The Park Service is testing repairs to the feature and hopes to have it back on this spring.
Written by Andrew Beaujon | Published on
Photograph by Medioimages/Photodisc via iStock/Getty Images Plus.
Hearts raced and keyboards clattered Tuesday after a sharp-eyed passer-by noticed that the fountain in Dupont Circle was once again active:
Thar she flows! First drops of water trickle from the apparently repaired Dupont Circle fountain. pic.twitter.com/s2FHdXLqsI
— Michael Andor Brodeur (@michael_brodeur) December 13, 2022
Alas, we’ll have to wait a bit longer for the full show, says National Park System spokesperson Mike Litterst. Tuesday’s aquatechnics represented a test of repairs to the fountain, whose once-pronounced tilt impaired its ability to dispense water with the majesty one might expect of a water feature named for Rear Admiral Samuel F. Dupont.

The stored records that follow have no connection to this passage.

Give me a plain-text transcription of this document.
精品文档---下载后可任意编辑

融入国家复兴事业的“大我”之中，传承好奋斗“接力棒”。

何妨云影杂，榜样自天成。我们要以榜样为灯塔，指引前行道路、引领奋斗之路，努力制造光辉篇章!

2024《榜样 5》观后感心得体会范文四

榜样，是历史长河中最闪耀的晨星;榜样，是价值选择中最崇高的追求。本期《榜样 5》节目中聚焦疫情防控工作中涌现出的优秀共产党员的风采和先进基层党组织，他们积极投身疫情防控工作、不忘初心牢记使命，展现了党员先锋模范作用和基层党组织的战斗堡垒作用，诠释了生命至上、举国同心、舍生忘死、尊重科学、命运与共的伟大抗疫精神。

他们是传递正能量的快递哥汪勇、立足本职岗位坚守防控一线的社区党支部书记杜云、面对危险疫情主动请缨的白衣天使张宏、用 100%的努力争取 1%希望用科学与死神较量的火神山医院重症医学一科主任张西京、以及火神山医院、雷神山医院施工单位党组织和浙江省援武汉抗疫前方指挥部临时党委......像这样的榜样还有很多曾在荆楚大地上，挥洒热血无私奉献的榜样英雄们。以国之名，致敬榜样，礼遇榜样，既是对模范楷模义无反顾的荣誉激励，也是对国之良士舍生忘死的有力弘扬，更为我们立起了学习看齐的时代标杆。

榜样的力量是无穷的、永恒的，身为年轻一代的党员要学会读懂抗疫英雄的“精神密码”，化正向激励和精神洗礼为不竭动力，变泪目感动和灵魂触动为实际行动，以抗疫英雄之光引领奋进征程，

(Also, in 2018, someone dyed the water red. Rude!)
NPS “recently finished waterproofing the base of the fountain and are currently pressure testing the pipes and working on the mechanical components in the new vault,” Litterst tells Washingtonian in an email. The fountain, he says, should be gushing again by the middle of spring, “with water once again falling from all three spouts (not just the one we’ve all gotten used to) and at an increased flow not seen in many years.”